The title attribute might provide clear context of the code snippet below, it would be worth adding. If the context might be inferred from the nearby content, it might not be necessary.
The HTML markup
Using the Code Syntax Block plugin, the title field is used in two places:
- as “title” attribute of the <pre> element, and
- as visible title in the
div
element at the top of the code example.
There are three items recommended for an update of the plugin.
- remove the title attribute,
- make the visible title a context-sensitive heading.
- Create a way for screen reader to help the user to distinguish between the start and the end of the code example.

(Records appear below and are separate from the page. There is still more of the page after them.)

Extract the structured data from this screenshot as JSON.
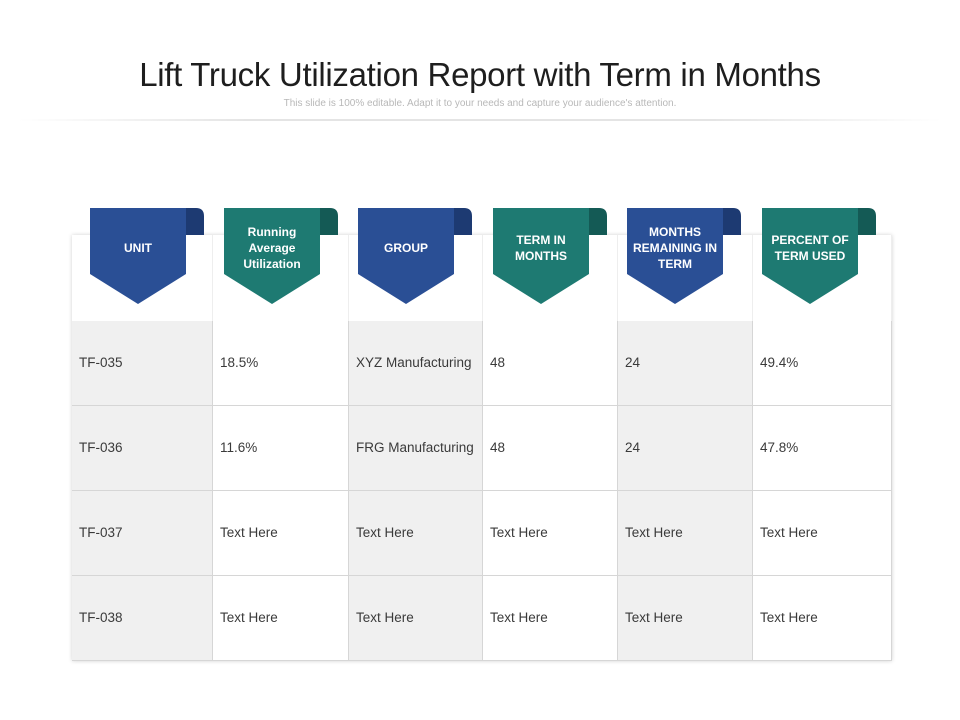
{
  "title": "Lift Truck Utilization Report with Term in Months",
  "subtitle": "This slide is 100% editable. Adapt it to your needs and capture your audience's attention.",
  "colors": {
    "blue": "#2a4f95",
    "blue_fold": "#1d3a72",
    "teal": "#1e7a72",
    "teal_fold": "#145a55"
  },
  "headers": [
    {
      "label": "UNIT",
      "color": "blue"
    },
    {
      "label": "Running Average Utilization",
      "color": "teal"
    },
    {
      "label": "GROUP",
      "color": "blue"
    },
    {
      "label": "TERM IN MONTHS",
      "color": "teal"
    },
    {
      "label": "MONTHS REMAINING IN TERM",
      "color": "blue"
    },
    {
      "label": "PERCENT OF TERM USED",
      "color": "teal"
    }
  ],
  "rows": [
    [
      "TF-035",
      "18.5%",
      "XYZ Manufacturing",
      "48",
      "24",
      "49.4%"
    ],
    [
      "TF-036",
      "11.6%",
      "FRG Manufacturing",
      "48",
      "24",
      "47.8%"
    ],
    [
      "TF-037",
      "Text Here",
      "Text Here",
      "Text Here",
      "Text Here",
      "Text Here"
    ],
    [
      "TF-038",
      "Text Here",
      "Text Here",
      "Text Here",
      "Text Here",
      "Text Here"
    ]
  ]
}
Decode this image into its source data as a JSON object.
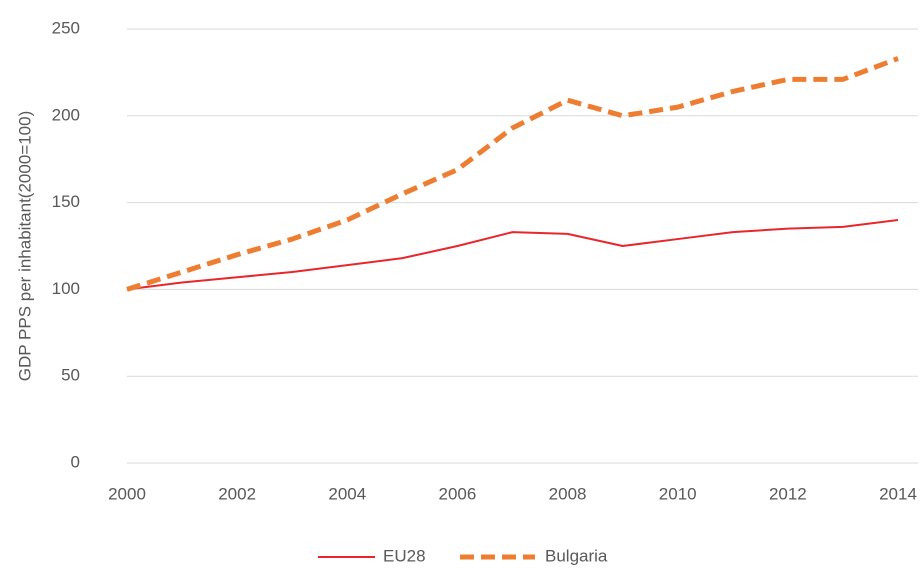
{
  "chart_data": {
    "type": "line",
    "y_label": "GDP PPS per inhabitant(2000=100)",
    "x": [
      2000,
      2001,
      2002,
      2003,
      2004,
      2005,
      2006,
      2007,
      2008,
      2009,
      2010,
      2011,
      2012,
      2013,
      2014
    ],
    "series": [
      {
        "name": "EU28",
        "color": "#e8262b",
        "dashed": false,
        "values": [
          100,
          104,
          107,
          110,
          114,
          118,
          125,
          133,
          132,
          125,
          129,
          133,
          135,
          136,
          140
        ]
      },
      {
        "name": "Bulgaria",
        "color": "#ed7d31",
        "dashed": true,
        "values": [
          100,
          110,
          120,
          129,
          140,
          155,
          169,
          193,
          209,
          200,
          205,
          214,
          221,
          221,
          233
        ]
      }
    ],
    "xlim": [
      2000,
      2014
    ],
    "xticks": [
      2000,
      2002,
      2004,
      2006,
      2008,
      2010,
      2012,
      2014
    ],
    "ylim": [
      0,
      250
    ],
    "yticks": [
      0,
      50,
      100,
      150,
      200,
      250
    ],
    "grid": true,
    "legend": "bottom"
  }
}
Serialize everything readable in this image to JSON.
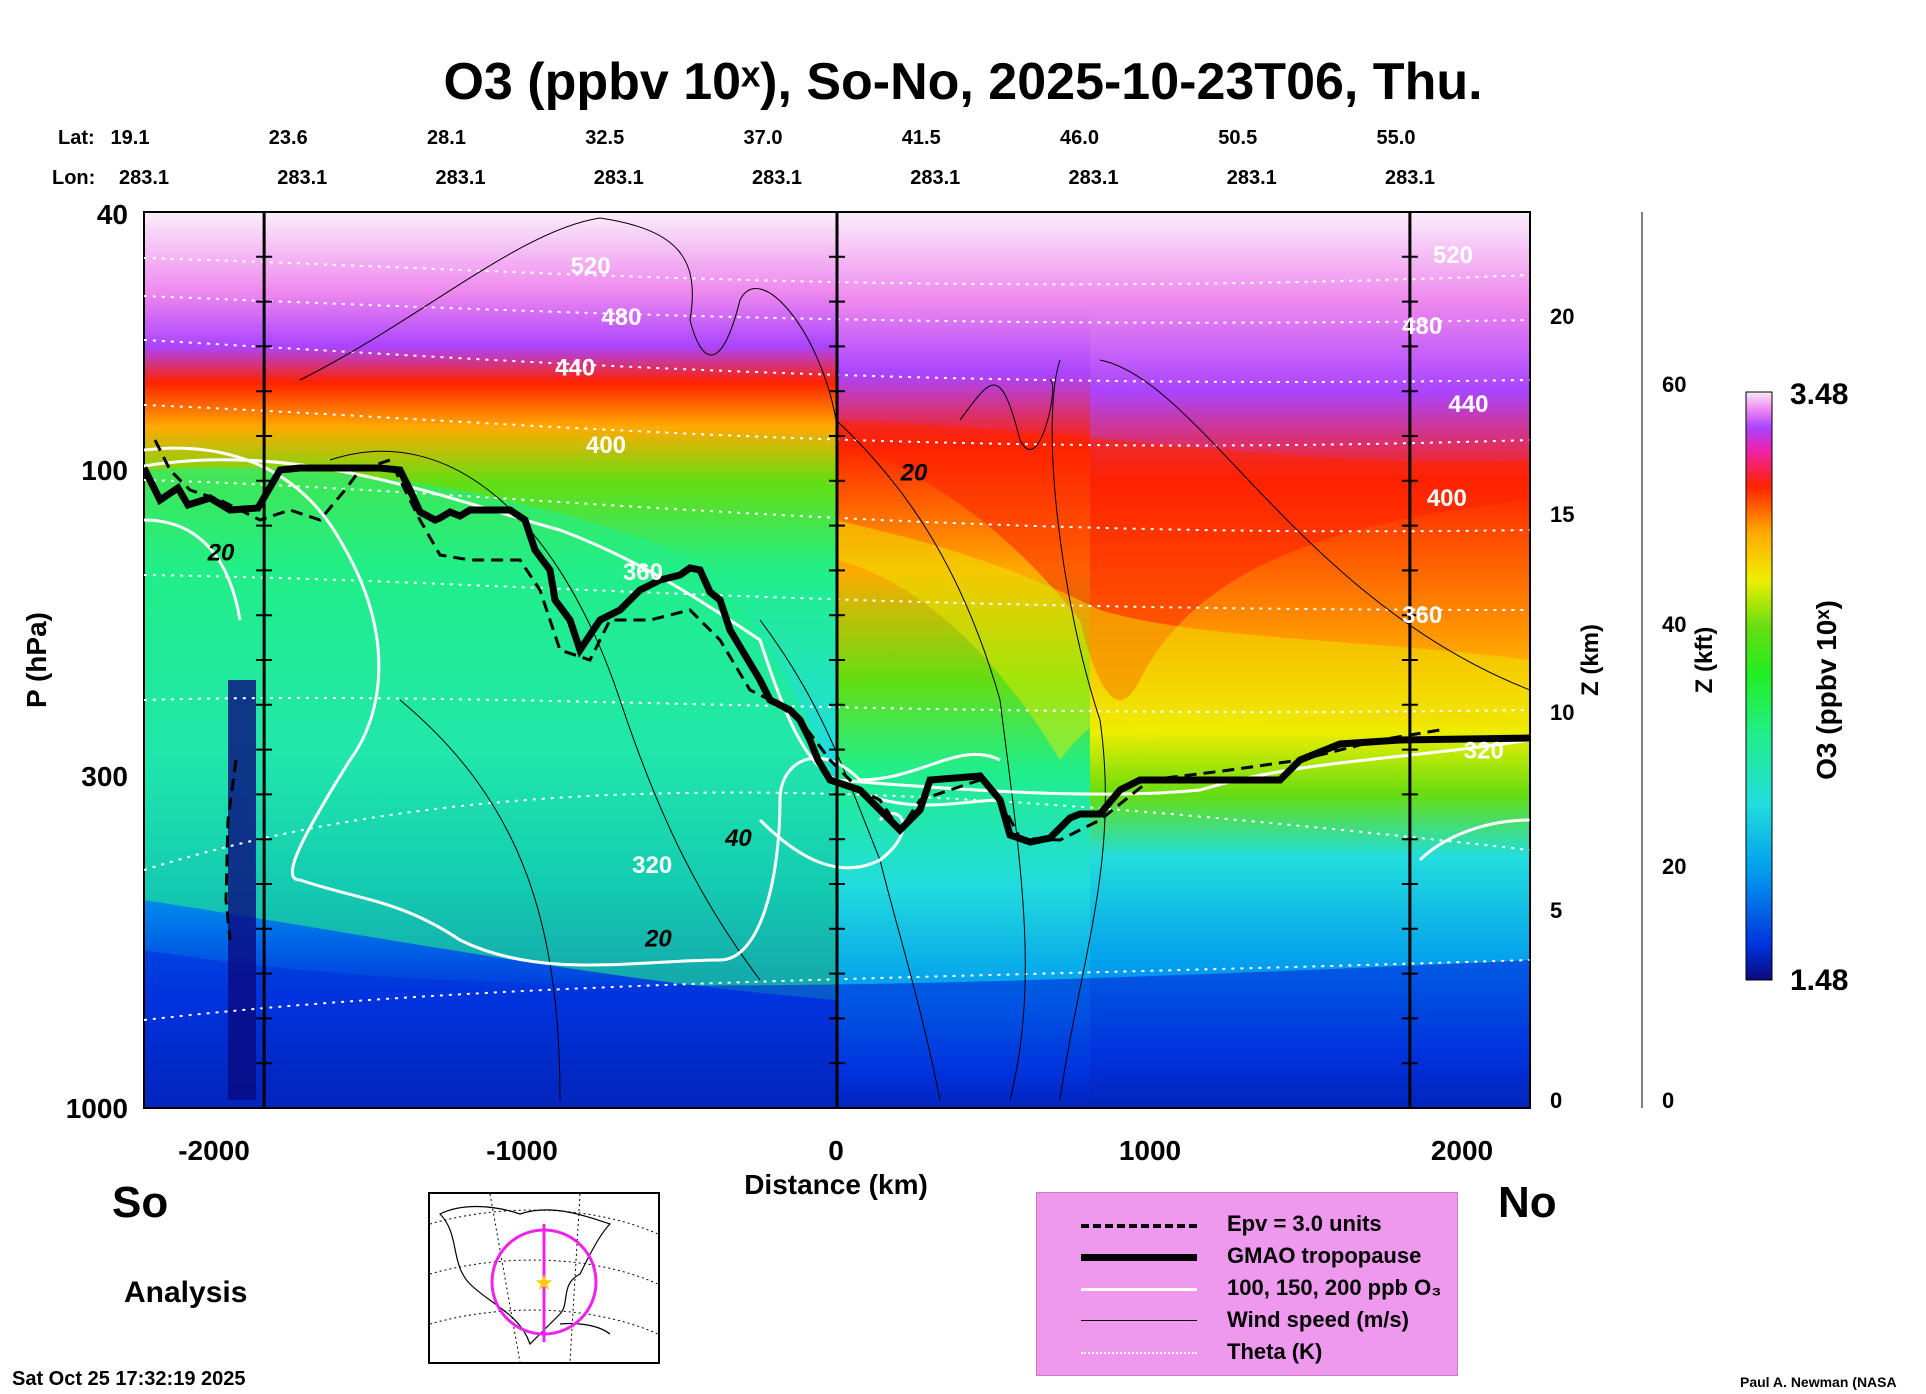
{
  "title": "O3 (ppbv 10ˣ), So-No, 2025-10-23T06, Thu.",
  "header": {
    "lat_label": "Lat:",
    "lon_label": "Lon:",
    "lat_values": [
      "19.1",
      "23.6",
      "28.1",
      "32.5",
      "37.0",
      "41.5",
      "46.0",
      "50.5",
      "55.0"
    ],
    "lon_values": [
      "283.1",
      "283.1",
      "283.1",
      "283.1",
      "283.1",
      "283.1",
      "283.1",
      "283.1",
      "283.1"
    ]
  },
  "axes": {
    "ylabel": "P (hPa)",
    "xlabel": "Distance (km)",
    "y_ticks": [
      "40",
      "100",
      "300",
      "1000"
    ],
    "x_ticks": [
      "-2000",
      "-1000",
      "0",
      "1000",
      "2000"
    ],
    "z_km_label": "Z (km)",
    "z_km_ticks": [
      "0",
      "5",
      "10",
      "15",
      "20"
    ],
    "z_kft_label": "Z (kft)",
    "z_kft_ticks": [
      "0",
      "20",
      "40",
      "60"
    ],
    "colorbar_label": "O3 (ppbv 10ˣ)",
    "colorbar_max": "3.48",
    "colorbar_min": "1.48"
  },
  "labels": {
    "south": "So",
    "north": "No",
    "analysis": "Analysis",
    "timestamp": "Sat Oct 25 17:32:19 2025",
    "credit": "Paul A. Newman (NASA"
  },
  "legend": {
    "items": [
      {
        "label": "Epv = 3.0 units"
      },
      {
        "label": "GMAO tropopause"
      },
      {
        "label": "100, 150, 200 ppb O₃"
      },
      {
        "label": "Wind speed (m/s)"
      },
      {
        "label": "Theta (K)"
      }
    ]
  },
  "chart_data": {
    "type": "heatmap",
    "title": "O3 (ppbv 10ˣ), So-No, 2025-10-23T06, Thu.",
    "xlabel": "Distance (km)",
    "ylabel": "P (hPa)",
    "xlim": [
      -2250,
      2250
    ],
    "ylim": [
      1000,
      40
    ],
    "y_scale": "log",
    "colorbar": {
      "min": 1.48,
      "max": 3.48,
      "label": "O3 (ppbv 10ˣ)"
    },
    "colors": [
      "#0a0a80",
      "#0033dd",
      "#0099ee",
      "#22dddd",
      "#22ee88",
      "#22ee22",
      "#66dd11",
      "#eeee00",
      "#ffaa00",
      "#ff2200",
      "#ee22aa",
      "#aa44ff",
      "#ee88ee",
      "#f8e8f8"
    ],
    "theta_labels": [
      {
        "x": -800,
        "p": 50,
        "value": "520"
      },
      {
        "x": -700,
        "p": 60,
        "value": "480"
      },
      {
        "x": -850,
        "p": 72,
        "value": "440"
      },
      {
        "x": -750,
        "p": 95,
        "value": "400"
      },
      {
        "x": -630,
        "p": 150,
        "value": "360"
      },
      {
        "x": -600,
        "p": 430,
        "value": "320"
      },
      {
        "x": 2000,
        "p": 48,
        "value": "520"
      },
      {
        "x": 1900,
        "p": 62,
        "value": "480"
      },
      {
        "x": 2050,
        "p": 82,
        "value": "440"
      },
      {
        "x": 1980,
        "p": 115,
        "value": "400"
      },
      {
        "x": 1900,
        "p": 175,
        "value": "360"
      },
      {
        "x": 2100,
        "p": 285,
        "value": "320"
      }
    ],
    "wind_labels": [
      {
        "x": -2000,
        "p": 140,
        "value": "20"
      },
      {
        "x": -320,
        "p": 390,
        "value": "40"
      },
      {
        "x": -580,
        "p": 560,
        "value": "20"
      },
      {
        "x": 250,
        "p": 105,
        "value": "20"
      }
    ],
    "tropopause_lat_lines_km": [
      -1860,
      0,
      1860
    ]
  },
  "colors": {
    "legend_bg": "#ee99ee",
    "map_ring": "#ee22ee",
    "marker": "#ffcc00"
  }
}
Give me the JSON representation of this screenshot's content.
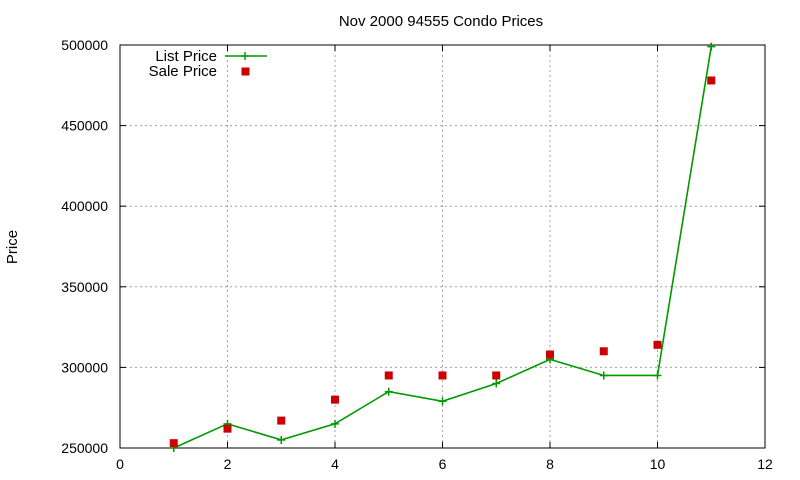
{
  "chart_data": {
    "type": "line",
    "title": "Nov 2000 94555 Condo Prices",
    "xlabel": "",
    "ylabel": "Price",
    "xlim": [
      0,
      12
    ],
    "ylim": [
      250000,
      500000
    ],
    "xticks": [
      "0",
      "2",
      "4",
      "6",
      "8",
      "10",
      "12"
    ],
    "yticks": [
      "250000",
      "300000",
      "350000",
      "400000",
      "450000",
      "500000"
    ],
    "grid": true,
    "legend_position": "top-left",
    "series": [
      {
        "name": "List Price",
        "style": "line+cross",
        "color": "#009900",
        "x": [
          1,
          2,
          3,
          4,
          5,
          6,
          7,
          8,
          9,
          10,
          11
        ],
        "y": [
          250000,
          265000,
          255000,
          265000,
          285000,
          279000,
          290000,
          305000,
          295000,
          295000,
          499000
        ]
      },
      {
        "name": "Sale Price",
        "style": "square",
        "color": "#cc0000",
        "x": [
          1,
          2,
          3,
          4,
          5,
          6,
          7,
          8,
          9,
          10,
          11
        ],
        "y": [
          253000,
          262000,
          267000,
          280000,
          295000,
          295000,
          295000,
          308000,
          310000,
          314000,
          478000
        ]
      }
    ]
  }
}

As a heading it would be more useful as non-semantic title isn’t great.
Ideally, the title would be context sensitive and always pick a heading below the level of the previous heading, since the code example should always be subcontent relative to something previous.
Recommendation for content creators
If the code example is the only one on the page, there is not need to add a title. If there are four examples, they should be differentiated by the title.
The content of the title should be something descriptive. What is unique about this code example?
In the article, How to extend WordPress via the SlotFill system the ‘Basic Slot Example’ and ‘Basic Fill Example’ are great examples of good headings.
In both cases, however, they are the only code blocks under their parent headings – Under ‘Fill’, there’s only the one example. So it’s not super necessary to distinguish those.
For navigation purposes, being able to quickly locate examples using heading navigation would be useful!
So far, the outcomes from the discussion in the WordPress accessiblity meeting. Huge thank you to Joe Dolson, Stefano Minoia and Alex Stine to share their expertise.
Conclusion
We are not able to change the plugin code in the near future, but we can implement the above recommendations for the writers.
In general code block titles are not required.
They are only needed when there are multiple code examples within the same section (under one heading) of a post.